Em resposta ao jornal, Gilmar Mendes explicou que aceitou uma carona oferecida pelo empresário Marcos Molina, sendo acomodado na aeronave da Prime You. A notícia surge em meio a um escândalo envolvendo o compartilhamento de jatos e empresas ligadas a Daniel Vorcaro.
Ligação com o escândalo dos jatinhos
A Prime You é a mesma companhia de compartilhamento de jatos citada em reportagem anterior do jornal O Globo, que envolveu o deputado Nikolas Ferreira. Na ocasião, Ferreira afirmou não ter como prever futuras acusações contra Vorcaro.
A empresa Prime You confirmou a viagem ao Estadão, mas negou qualquer relação pessoal entre Marcos Molina e Daniel Vorcaro. Com Gilmar Mendes, o número de ministros do STF envolvidos em viagens com jatos ligados ao escândalo do Master chega a quatro.
Investigações e outras citações
Daniel Vorcaro é uma figura central nas investigações que apuram irregularidades no uso e compartilhamento de aeronaves. A menção do nome do ministro Gilmar Mendes adiciona mais um nome de peso ao caso.
A reportagem da Gazeta do Povo tentou contato com a assessoria do STF para obter um posicionamento oficial sobre o caso, mas não obteve resposta até o momento. O espaço permanece aberto para manifestações de quaisquer partes envolvidas.

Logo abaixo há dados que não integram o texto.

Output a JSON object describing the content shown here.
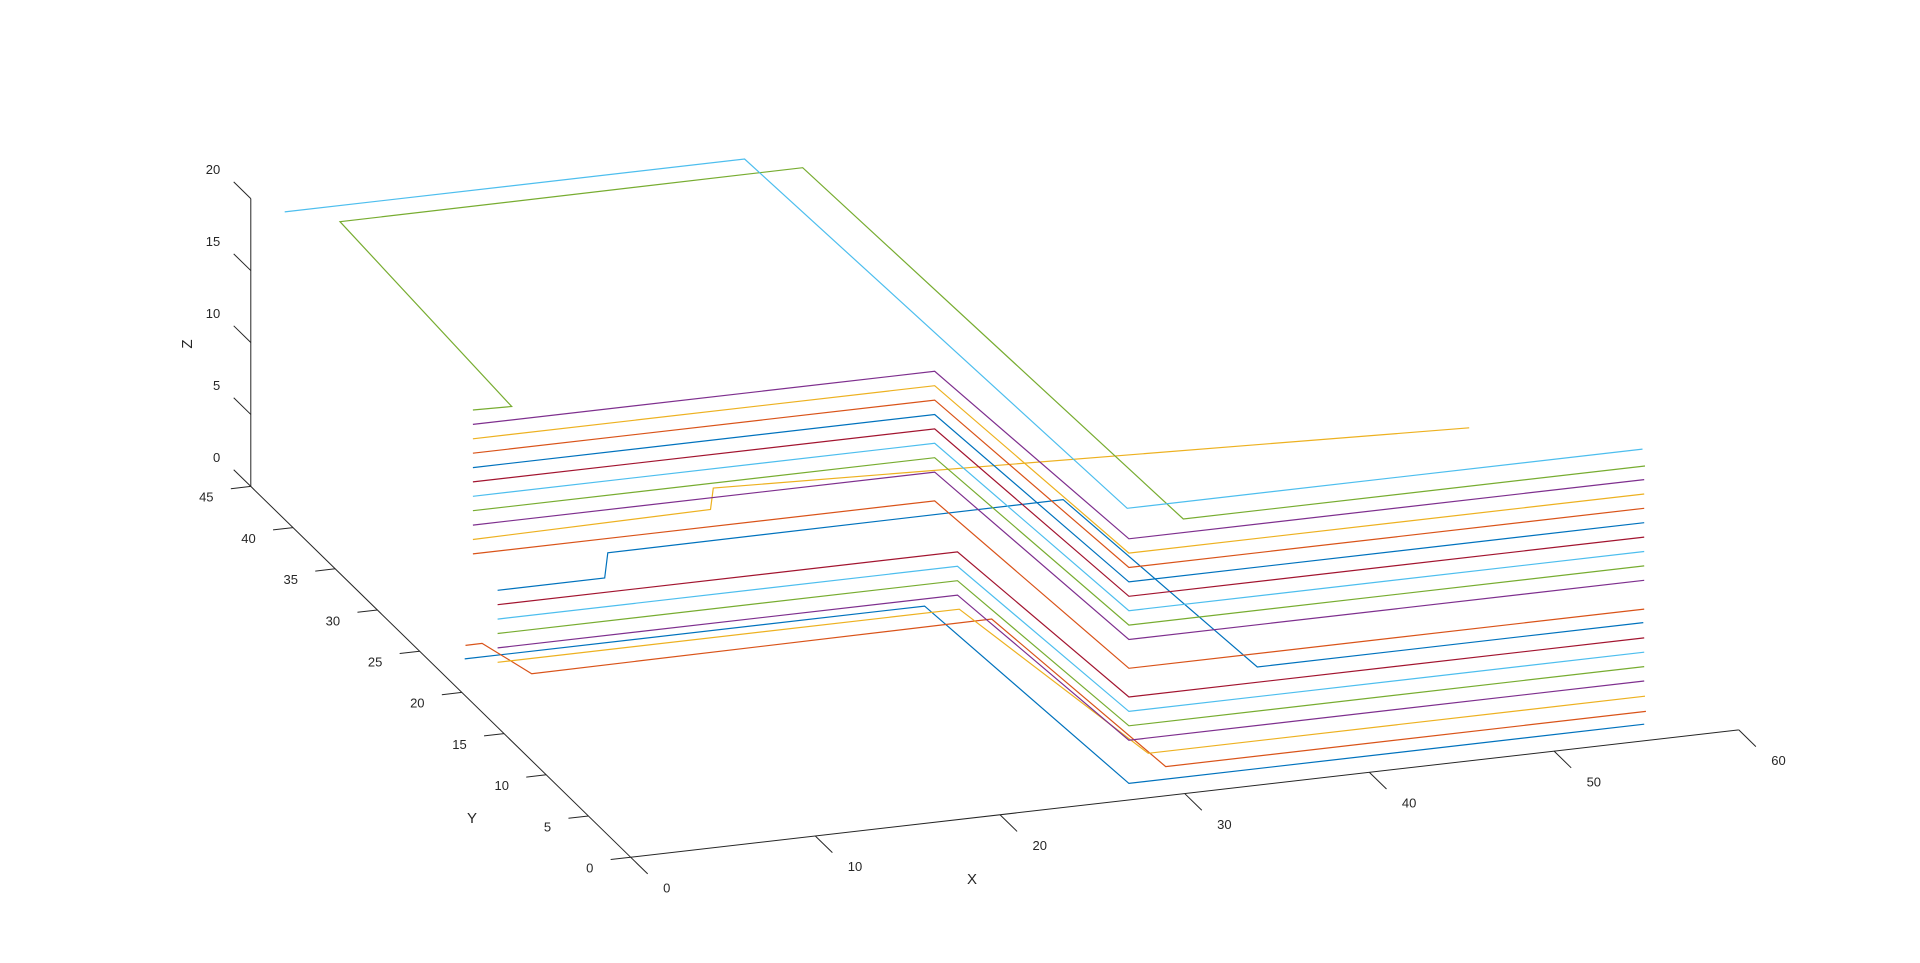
{
  "chart_data": {
    "type": "line3d",
    "xlabel": "X",
    "ylabel": "Y",
    "zlabel": "Z",
    "xlim": [
      0,
      60
    ],
    "ylim": [
      0,
      45
    ],
    "zlim": [
      0,
      20
    ],
    "xticks": [
      0,
      10,
      20,
      30,
      40,
      50,
      60
    ],
    "yticks": [
      0,
      5,
      10,
      15,
      20,
      25,
      30,
      35,
      40,
      45
    ],
    "zticks": [
      0,
      5,
      10,
      15,
      20
    ],
    "series": [
      {
        "color": "#0072BD",
        "x": [
          1.8,
          26.7,
          27.8,
          55.7
        ],
        "y": [
          23.6,
          23.6,
          1.8,
          1.8
        ],
        "z": [
          0,
          0,
          0,
          0
        ]
      },
      {
        "color": "#D95319",
        "x": [
          1.8,
          2.7,
          3.6,
          28.6,
          29.7,
          55.7
        ],
        "y": [
          23.5,
          23.5,
          19.6,
          19.8,
          1.6,
          1.6
        ],
        "z": [
          1,
          1,
          1,
          1,
          1,
          1
        ]
      },
      {
        "color": "#EDB120",
        "x": [
          1.8,
          26.8,
          28.8,
          55.7
        ],
        "y": [
          19.7,
          19.7,
          1.7,
          1.7
        ],
        "z": [
          2,
          2,
          2,
          2
        ]
      },
      {
        "color": "#7E2F8E",
        "x": [
          1.8,
          26.7,
          27.8,
          55.7
        ],
        "y": [
          19.7,
          19.7,
          1.8,
          1.8
        ],
        "z": [
          3,
          3,
          3,
          3
        ]
      },
      {
        "color": "#77AC30",
        "x": [
          1.8,
          26.7,
          27.8,
          55.7
        ],
        "y": [
          19.7,
          19.7,
          1.8,
          1.8
        ],
        "z": [
          4,
          4,
          4,
          4
        ]
      },
      {
        "color": "#4DBEEE",
        "x": [
          1.8,
          26.7,
          27.8,
          55.7
        ],
        "y": [
          19.7,
          19.7,
          1.8,
          1.8
        ],
        "z": [
          5,
          5,
          5,
          5
        ]
      },
      {
        "color": "#A2142F",
        "x": [
          1.8,
          26.7,
          27.8,
          55.7
        ],
        "y": [
          19.7,
          19.7,
          1.8,
          1.8
        ],
        "z": [
          6,
          6,
          6,
          6
        ]
      },
      {
        "color": "#0072BD",
        "x": [
          1.8,
          7.6,
          9,
          33.7,
          34.8,
          55.7
        ],
        "y": [
          19.7,
          19.7,
          22.4,
          22.5,
          1.9,
          1.9
        ],
        "z": [
          7,
          7,
          7,
          7,
          7,
          7
        ]
      },
      {
        "color": "#D95319",
        "x": [
          1.7,
          26.7,
          27.8,
          55.7
        ],
        "y": [
          22.4,
          22.4,
          1.8,
          1.8
        ],
        "z": [
          8,
          8,
          8,
          8
        ]
      },
      {
        "color": "#EDB120",
        "x": [
          1.7,
          14.7,
          15.9,
          55.5
        ],
        "y": [
          22.4,
          22.7,
          25,
          22.1
        ],
        "z": [
          9,
          9,
          9,
          9
        ]
      },
      {
        "color": "#7E2F8E",
        "x": [
          1.7,
          26.7,
          27.8,
          55.7
        ],
        "y": [
          22.4,
          22.4,
          1.8,
          1.8
        ],
        "z": [
          10,
          10,
          10,
          10
        ]
      },
      {
        "color": "#77AC30",
        "x": [
          1.7,
          26.7,
          27.8,
          55.7
        ],
        "y": [
          22.4,
          22.4,
          1.8,
          1.8
        ],
        "z": [
          11,
          11,
          11,
          11
        ]
      },
      {
        "color": "#4DBEEE",
        "x": [
          1.7,
          26.7,
          27.8,
          55.7
        ],
        "y": [
          22.4,
          22.4,
          1.8,
          1.8
        ],
        "z": [
          12,
          12,
          12,
          12
        ]
      },
      {
        "color": "#A2142F",
        "x": [
          1.7,
          26.7,
          27.8,
          55.7
        ],
        "y": [
          22.4,
          22.4,
          1.8,
          1.8
        ],
        "z": [
          13,
          13,
          13,
          13
        ]
      },
      {
        "color": "#0072BD",
        "x": [
          1.7,
          26.7,
          27.8,
          55.7
        ],
        "y": [
          22.4,
          22.4,
          1.8,
          1.8
        ],
        "z": [
          14,
          14,
          14,
          14
        ]
      },
      {
        "color": "#D95319",
        "x": [
          1.7,
          26.7,
          27.8,
          55.7
        ],
        "y": [
          22.4,
          22.4,
          1.8,
          1.8
        ],
        "z": [
          15,
          15,
          15,
          15
        ]
      },
      {
        "color": "#EDB120",
        "x": [
          1.7,
          26.7,
          27.8,
          55.7
        ],
        "y": [
          22.4,
          22.4,
          1.8,
          1.8
        ],
        "z": [
          16,
          16,
          16,
          16
        ]
      },
      {
        "color": "#7E2F8E",
        "x": [
          1.7,
          26.7,
          27.8,
          55.7
        ],
        "y": [
          22.4,
          22.4,
          1.8,
          1.8
        ],
        "z": [
          17,
          17,
          17,
          17
        ]
      },
      {
        "color": "#77AC30",
        "x": [
          1.7,
          3.75,
          4.6,
          29.7,
          30.7,
          55.7
        ],
        "y": [
          22.4,
          22.3,
          44.5,
          44.6,
          1.7,
          1.7
        ],
        "z": [
          18,
          18,
          18,
          18,
          18,
          18
        ]
      },
      {
        "color": "#4DBEEE",
        "x": [
          1.7,
          26.6,
          27.8,
          55.7
        ],
        "y": [
          44.7,
          44.7,
          2,
          2
        ],
        "z": [
          19,
          19,
          19,
          19
        ]
      }
    ]
  }
}
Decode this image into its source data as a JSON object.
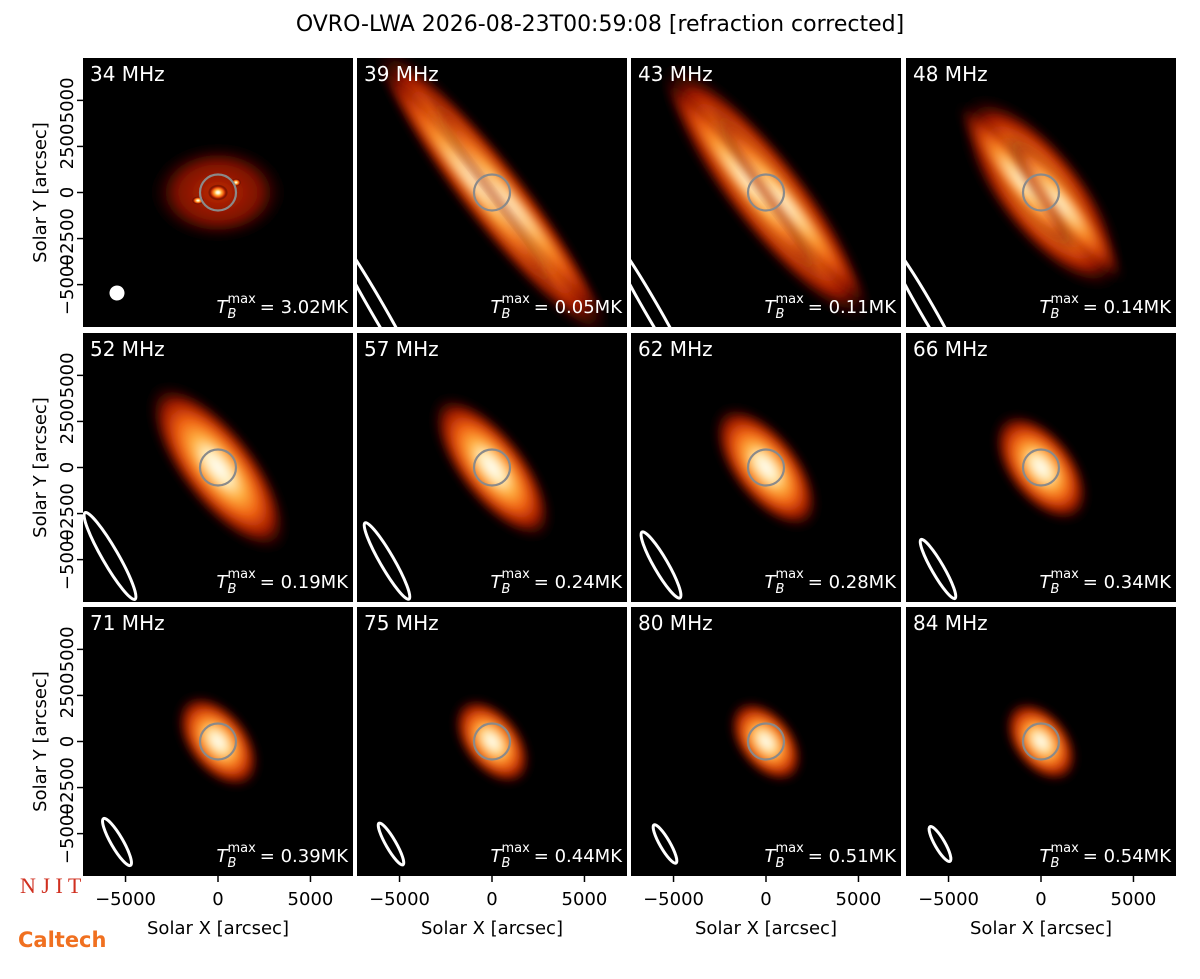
{
  "chart_data": {
    "type": "image",
    "title": "OVRO-LWA 2026-08-23T00:59:08 [refraction corrected]",
    "x_label": "Solar X [arcsec]",
    "y_label": "Solar Y [arcsec]",
    "xlim": [
      -7300,
      7300
    ],
    "ylim": [
      -7300,
      7300
    ],
    "xticks": [
      {
        "value": -5000,
        "label": "−5000"
      },
      0,
      5000
    ],
    "yticks": [
      {
        "value": -5000,
        "label": "−5000"
      },
      {
        "value": -2500,
        "label": "−2500"
      },
      0,
      2500,
      5000
    ],
    "tb_symbol": {
      "base": "T",
      "sub": "B",
      "sup": "max"
    },
    "panels": [
      {
        "frequency": "34 MHz",
        "tb_max": "= 3.02MK"
      },
      {
        "frequency": "39 MHz",
        "tb_max": "= 0.05MK"
      },
      {
        "frequency": "43 MHz",
        "tb_max": "= 0.11MK"
      },
      {
        "frequency": "48 MHz",
        "tb_max": "= 0.14MK"
      },
      {
        "frequency": "52 MHz",
        "tb_max": "= 0.19MK"
      },
      {
        "frequency": "57 MHz",
        "tb_max": "= 0.24MK"
      },
      {
        "frequency": "62 MHz",
        "tb_max": "= 0.28MK"
      },
      {
        "frequency": "66 MHz",
        "tb_max": "= 0.34MK"
      },
      {
        "frequency": "71 MHz",
        "tb_max": "= 0.39MK"
      },
      {
        "frequency": "75 MHz",
        "tb_max": "= 0.44MK"
      },
      {
        "frequency": "80 MHz",
        "tb_max": "= 0.51MK"
      },
      {
        "frequency": "84 MHz",
        "tb_max": "= 0.54MK"
      }
    ],
    "logos": [
      "N J I T",
      "Caltech"
    ]
  }
}
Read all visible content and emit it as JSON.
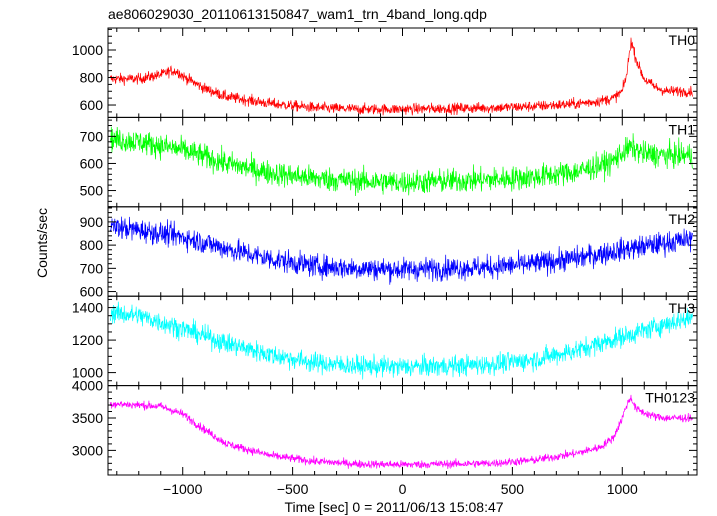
{
  "chart_data": {
    "type": "line",
    "title": "ae806029030_20110613150847_wam1_trn_4band_long.qdp",
    "xlabel": "Time [sec] 0 = 2011/06/13 15:08:47",
    "ylabel": "Counts/sec",
    "xlim": [
      -1340,
      1340
    ],
    "x_ticks": [
      -1000,
      -500,
      0,
      500,
      1000
    ],
    "x_tick_labels": [
      "−1000",
      "−500",
      "0",
      "500",
      "1000"
    ],
    "grid": false,
    "panels": [
      {
        "name": "TH0",
        "color": "#ff0000",
        "ylim": [
          510,
          1160
        ],
        "y_ticks": [
          600,
          800,
          1000
        ],
        "noise": 28,
        "x": [
          -1330,
          -1200,
          -1100,
          -1050,
          -1020,
          -1000,
          -900,
          -800,
          -600,
          -400,
          -200,
          0,
          200,
          400,
          600,
          800,
          900,
          960,
          1000,
          1020,
          1040,
          1060,
          1080,
          1100,
          1150,
          1200,
          1320
        ],
        "y": [
          790,
          790,
          820,
          850,
          840,
          810,
          720,
          660,
          610,
          580,
          570,
          570,
          575,
          580,
          590,
          610,
          630,
          650,
          700,
          820,
          1070,
          950,
          860,
          790,
          730,
          700,
          700
        ]
      },
      {
        "name": "TH1",
        "color": "#00ff00",
        "ylim": [
          440,
          770
        ],
        "y_ticks": [
          500,
          600,
          700
        ],
        "noise": 32,
        "x": [
          -1330,
          -1200,
          -1000,
          -800,
          -600,
          -400,
          -200,
          0,
          200,
          400,
          600,
          800,
          950,
          1000,
          1040,
          1100,
          1200,
          1320
        ],
        "y": [
          690,
          680,
          650,
          600,
          565,
          545,
          535,
          530,
          535,
          540,
          550,
          570,
          605,
          640,
          660,
          635,
          630,
          630
        ]
      },
      {
        "name": "TH2",
        "color": "#0000ff",
        "ylim": [
          580,
          965
        ],
        "y_ticks": [
          600,
          700,
          800,
          900
        ],
        "noise": 35,
        "x": [
          -1330,
          -1200,
          -1000,
          -800,
          -600,
          -400,
          -200,
          0,
          200,
          400,
          600,
          800,
          1000,
          1200,
          1320
        ],
        "y": [
          880,
          865,
          835,
          785,
          740,
          710,
          700,
          695,
          700,
          705,
          720,
          745,
          780,
          810,
          825
        ]
      },
      {
        "name": "TH3",
        "color": "#00ffff",
        "ylim": [
          920,
          1470
        ],
        "y_ticks": [
          1000,
          1200,
          1400
        ],
        "noise": 45,
        "x": [
          -1330,
          -1200,
          -1000,
          -800,
          -600,
          -400,
          -200,
          0,
          200,
          400,
          600,
          800,
          1000,
          1200,
          1320
        ],
        "y": [
          1370,
          1350,
          1270,
          1180,
          1110,
          1060,
          1040,
          1035,
          1040,
          1050,
          1080,
          1140,
          1220,
          1300,
          1340
        ]
      },
      {
        "name": "TH0123",
        "color": "#ff00ff",
        "ylim": [
          2620,
          4000
        ],
        "y_ticks": [
          3000,
          3500,
          4000
        ],
        "noise": 45,
        "x": [
          -1330,
          -1200,
          -1100,
          -1000,
          -900,
          -800,
          -600,
          -400,
          -200,
          0,
          200,
          400,
          600,
          800,
          900,
          960,
          1000,
          1020,
          1040,
          1060,
          1100,
          1150,
          1200,
          1320
        ],
        "y": [
          3720,
          3700,
          3680,
          3560,
          3320,
          3100,
          2920,
          2830,
          2790,
          2780,
          2790,
          2800,
          2850,
          2960,
          3050,
          3200,
          3500,
          3700,
          3820,
          3650,
          3580,
          3520,
          3500,
          3500
        ]
      }
    ]
  }
}
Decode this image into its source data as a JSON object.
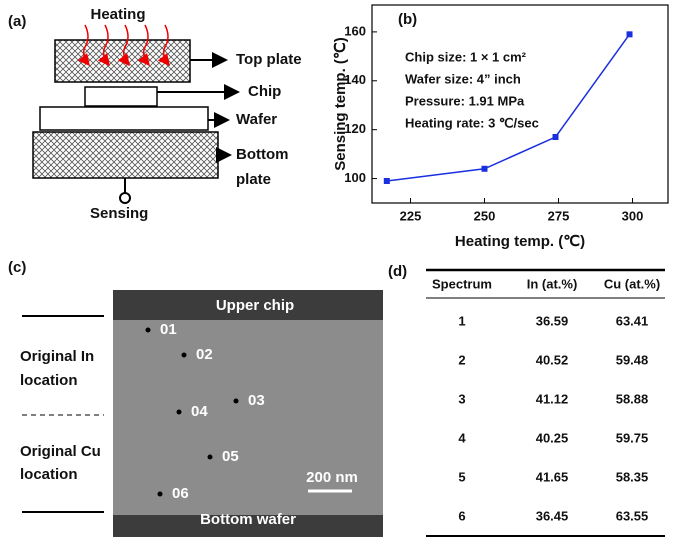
{
  "panel_a": {
    "label": "(a)",
    "heating": "Heating",
    "top_plate": "Top plate",
    "chip": "Chip",
    "wafer": "Wafer",
    "bottom_plate": [
      "Bottom",
      "plate"
    ],
    "sensing": "Sensing"
  },
  "chart_data": {
    "type": "line",
    "panel_label": "(b)",
    "x_label": "Heating temp. (℃)",
    "y_label": "Sensing temp. (℃)",
    "annotations": [
      "Chip size: 1 × 1 cm²",
      "Wafer size: 4” inch",
      "Pressure: 1.91 MPa",
      "Heating rate: 3 ℃/sec"
    ],
    "x": [
      217,
      250,
      274,
      299
    ],
    "series": [
      {
        "color": "#1a2fe0",
        "values": [
          99,
          104,
          117,
          159
        ]
      }
    ],
    "xlim": [
      212,
      312
    ],
    "ylim": [
      90,
      171
    ],
    "xticks": [
      225,
      250,
      275,
      300
    ],
    "yticks": [
      100,
      120,
      140,
      160
    ]
  },
  "panel_c": {
    "label": "(c)",
    "upper": "Upper chip",
    "lower": "Bottom wafer",
    "scale": "200 nm",
    "original_in": [
      "Original In",
      "location"
    ],
    "original_cu": [
      "Original Cu",
      "location"
    ],
    "points": [
      "01",
      "02",
      "03",
      "04",
      "05",
      "06"
    ]
  },
  "panel_d": {
    "label": "(d)",
    "header": [
      "Spectrum",
      "In (at.%)",
      "Cu (at.%)"
    ],
    "rows": [
      [
        "1",
        "36.59",
        "63.41"
      ],
      [
        "2",
        "40.52",
        "59.48"
      ],
      [
        "3",
        "41.12",
        "58.88"
      ],
      [
        "4",
        "40.25",
        "59.75"
      ],
      [
        "5",
        "41.65",
        "58.35"
      ],
      [
        "6",
        "36.45",
        "63.55"
      ]
    ]
  }
}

Contexto e repercussão no STF
O fato de mais um ministro do STF ser associado a viagens em jatinhos sob investigação gera intensa repercussão e levanta questionamentos sobre a conduta e a transparência no uso de tais serviços por autoridades públicas.
A situação reforça a necessidade de maior rigor e fiscalização em relação a benefícios e transportes utilizados por membros do Poder Judiciário, especialmente em casos que envolvem empresários e empresas sob escrutínio.